Why aren’t interactive-Novels big businesses already?

I count myself lucky to be of an age where I got to see the birth of computing. I got my first home computer, a VIC-20, for Christmas when I was 13, and have never really put computers down since. Without that present I may not even have had the career I’ve had, and what was the first thing to get me hooked? Well to look intellectual I could say programming; but not many 13 year olds are too worried about looking intellectual, and to be honest I would have to say games; but for me one software genre stood head-and-shoulders above the rest, and that was Adventure games. Suddenly, by single-finger-poking at the keyboard I had books that talked back… well almost.

For a good few years my new hero was Scott Adams, and I spent many hours wandering through Adventureland, trying to find treasure in the Pirate's Cove, or attempting to kill The Count, but the technology of the time was limited, especially in terms of memory and this meant the story had to be told in the smallest amount of characters possible. Descriptions were sparse and responses short and to the point. Non of this diminished the fantastical worlds that these programs built up in my head, even today’s photo-realistic graphics cant hold a candle to those imaginary worlds summoned up by a handful of text.

So why did text adventure games disappear?
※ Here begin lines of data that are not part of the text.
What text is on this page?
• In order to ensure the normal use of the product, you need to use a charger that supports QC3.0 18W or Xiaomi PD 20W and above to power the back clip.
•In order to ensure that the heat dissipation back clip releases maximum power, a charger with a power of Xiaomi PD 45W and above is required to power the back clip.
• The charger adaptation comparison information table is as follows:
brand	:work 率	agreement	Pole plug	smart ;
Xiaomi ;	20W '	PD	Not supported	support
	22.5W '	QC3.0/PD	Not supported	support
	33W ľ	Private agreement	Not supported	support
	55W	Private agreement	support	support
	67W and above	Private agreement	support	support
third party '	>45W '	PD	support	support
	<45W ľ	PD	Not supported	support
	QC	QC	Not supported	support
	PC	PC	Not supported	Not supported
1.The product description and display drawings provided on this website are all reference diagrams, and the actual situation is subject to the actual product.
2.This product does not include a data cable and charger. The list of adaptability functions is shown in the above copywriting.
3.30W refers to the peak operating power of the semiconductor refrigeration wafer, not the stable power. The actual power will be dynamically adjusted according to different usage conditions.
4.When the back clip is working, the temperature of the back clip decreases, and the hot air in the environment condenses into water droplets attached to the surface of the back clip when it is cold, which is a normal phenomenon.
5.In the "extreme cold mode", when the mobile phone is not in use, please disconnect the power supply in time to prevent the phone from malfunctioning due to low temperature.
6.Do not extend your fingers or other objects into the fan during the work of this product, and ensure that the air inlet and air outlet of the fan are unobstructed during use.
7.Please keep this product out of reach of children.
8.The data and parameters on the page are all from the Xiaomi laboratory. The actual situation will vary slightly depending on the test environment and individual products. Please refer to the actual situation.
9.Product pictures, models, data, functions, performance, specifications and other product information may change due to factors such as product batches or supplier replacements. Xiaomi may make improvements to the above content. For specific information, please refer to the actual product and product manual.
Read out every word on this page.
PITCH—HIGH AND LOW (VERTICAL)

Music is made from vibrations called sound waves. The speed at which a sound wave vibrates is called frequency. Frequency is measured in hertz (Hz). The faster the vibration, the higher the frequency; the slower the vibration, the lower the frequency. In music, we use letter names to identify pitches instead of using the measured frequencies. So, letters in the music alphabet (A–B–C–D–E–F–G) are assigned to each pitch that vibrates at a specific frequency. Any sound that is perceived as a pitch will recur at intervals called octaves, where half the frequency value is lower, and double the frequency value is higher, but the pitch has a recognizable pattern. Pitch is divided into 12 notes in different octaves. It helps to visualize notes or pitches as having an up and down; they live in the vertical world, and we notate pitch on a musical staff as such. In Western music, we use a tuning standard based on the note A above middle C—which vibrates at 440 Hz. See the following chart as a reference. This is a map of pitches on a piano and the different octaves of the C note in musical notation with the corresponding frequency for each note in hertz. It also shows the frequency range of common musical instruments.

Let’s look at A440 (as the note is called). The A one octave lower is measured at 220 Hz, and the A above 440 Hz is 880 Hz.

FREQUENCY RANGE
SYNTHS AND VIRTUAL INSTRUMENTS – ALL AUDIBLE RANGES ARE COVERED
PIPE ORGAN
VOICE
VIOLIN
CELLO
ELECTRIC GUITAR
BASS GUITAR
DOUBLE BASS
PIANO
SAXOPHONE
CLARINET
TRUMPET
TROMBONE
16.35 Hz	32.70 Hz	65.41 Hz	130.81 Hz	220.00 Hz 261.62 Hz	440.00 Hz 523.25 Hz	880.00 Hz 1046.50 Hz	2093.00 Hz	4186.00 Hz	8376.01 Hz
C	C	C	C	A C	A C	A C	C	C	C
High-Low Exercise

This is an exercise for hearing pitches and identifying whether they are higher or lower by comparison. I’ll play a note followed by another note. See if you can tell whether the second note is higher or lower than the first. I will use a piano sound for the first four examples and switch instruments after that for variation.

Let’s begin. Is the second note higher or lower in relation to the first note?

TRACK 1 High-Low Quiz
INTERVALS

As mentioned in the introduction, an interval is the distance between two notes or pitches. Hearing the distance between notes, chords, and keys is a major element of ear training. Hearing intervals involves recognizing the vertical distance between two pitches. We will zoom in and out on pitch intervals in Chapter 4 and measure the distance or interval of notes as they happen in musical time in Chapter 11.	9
Well, they didn’t really. They went to the deed-poll office and changed their name to Interactive Fiction, and to be fair some of this is really well written and rather good. Long gone are the days where text is restricted by memory size, now everybody’s phone has more memory than anyone dreamt possible back then. Location descriptions can flow on as long as they like, character responses can say as much, or little, as they need to, and the atmosphere, characters and plot can be built up just as good as any traditional book can, given an author with the appropriate skill.

And so to my original point: why aren’t digital-based Interactive-Novels big businesses already?
I see this as a logical extension of the text-adventure, the technology is here, the talent is there, and the technical groundwork is already well-and-truly done.
There is a relatively large and thriving underground Interactive-Fiction scene nowadays, a ready-made market waiting to happen, but absolutely no mainstream interest. So why is this?
Is it just that quality writers don’t consider this a proper use of there talent?
Is it just that nobody is willing to take a chance on this market? Games publishers are now polarising around the big-money first-person shooter genre, and book publishers may see this as well outside their market area, but in a world of e-everything how much longer will this be the case? E-readers are now becoming fairly common, and look like they are set to grow their market share. Maybe the next generation of e-readers can go interactive?
Then again, maybe it’s just that most ‘serious’ readers view an interactive book as in some way childish, or solely in the realms of games, and not for them. If this is currently the case, how long will that attitude last? Remember, we are coming up for three generations of adults that have grown up with computer games, the world and peoples attitudes move on.

So what do you think, why isn’t it already big, and what’s stopping it?

As I finish this post, the radio is singing ‘that’s entertainment’ at me, I couldn’t agree more!